Shadow Pensions Minister, Alex Cunningham MP, today demanded parity of treatment for women born in the 1950s that were unfairly affected by the Tory changes in the State Pension Age.
Alex’s intervention follows the recommendation of the Cridland Review which outlined that everyone should receive at least 10 years notice of an increase in the State Pension Age. Most 50s born women got less than half that and are now struggling to plan for their futures.
The WASPI (Women Against State Pension Increase) campaign has been focusing on the injustice that they have faced with many women not receiving adequate notice, for which the Government have accepted that more could have been done to the communicate the changes.
The issue has been debated on numerous occasions in Parliament during recent months, and Labour have thrown their weight behind an option of extending Pension Tax Credit for WASPI women, and are now calling on the Government to recognise that they simply cannot ignore the women who are facing difficulty through no fault of their own.
Asking a question during Work and Pension Questions in the House of Commons, Alex said:
“Labour will oppose the earlier increase in the State Pension Age and the end of the triple lock as recommended in last week’s Cridland Report.
“But we also welcome the statement from John Cridland that there should be at least 10 years notice given of any age increase. Does the Government agree Cridland and if so will Ministers admit they got it badly wrong with the WASPI women and at least back Labour’s proposals for the extension of Pension Tax Credit?”

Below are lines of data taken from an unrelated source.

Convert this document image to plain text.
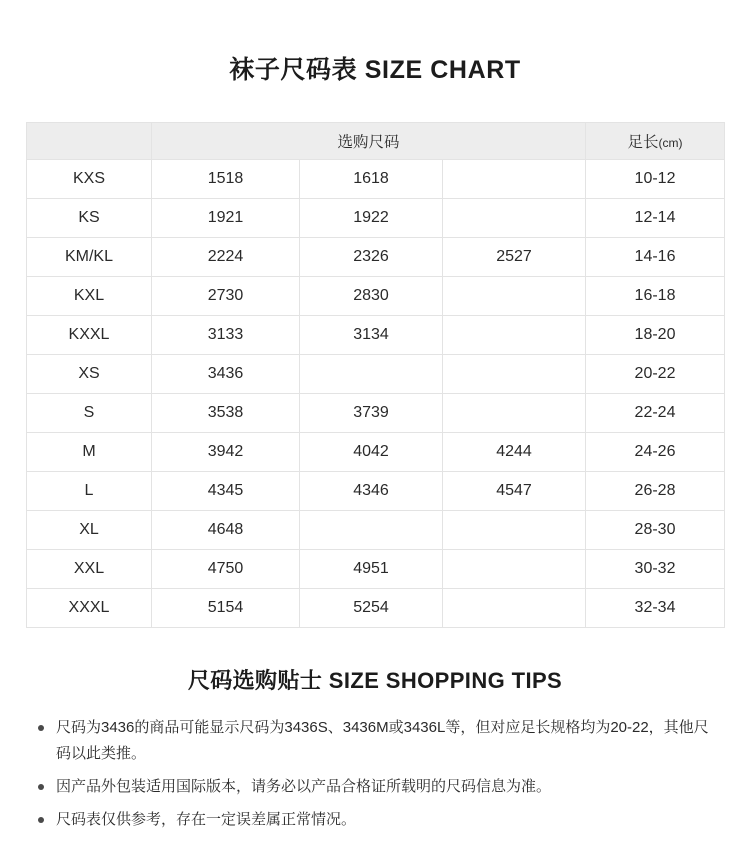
袜子尺码表 SIZE CHART
	选购尺码			足长(cm)
KXS	1518	1618		10-12
KS	1921	1922		12-14
KM/KL	2224	2326	2527	14-16
KXL	2730	2830		16-18
KXXL	3133	3134		18-20
XS	3436			20-22
S	3538	3739		22-24
M	3942	4042	4244	24-26
L	4345	4346	4547	26-28
XL	4648			28-30
XXL	4750	4951		30-32
XXXL	5154	5254		32-34
尺码选购贴士 SIZE SHOPPING TIPS
尺码为3436的商品可能显示尺码为3436S、3436M或3436L等，但对应足长规格均为20-22，其他尺码以此类推。
因产品外包装适用国际版本，请务必以产品合格证所载明的尺码信息为准。
尺码表仅供参考，存在一定误差属正常情况。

Pensions Minister, Richard Harrington MP, sidestepped Labour’s question by simply reaffirming that the Government would respond to the Cridland review by the end of May.
Afterwards Alex said:
“This isn’t good enough – John Cridland may not have recommended changes for the WASPI women but he made it clear in both his report and at its launch that people ought to be given proper notice of at least 10 years of pension age changes. The Government should support him in that and recognise that the WASPI women were never given the chance to plan for their future they ought to have had.”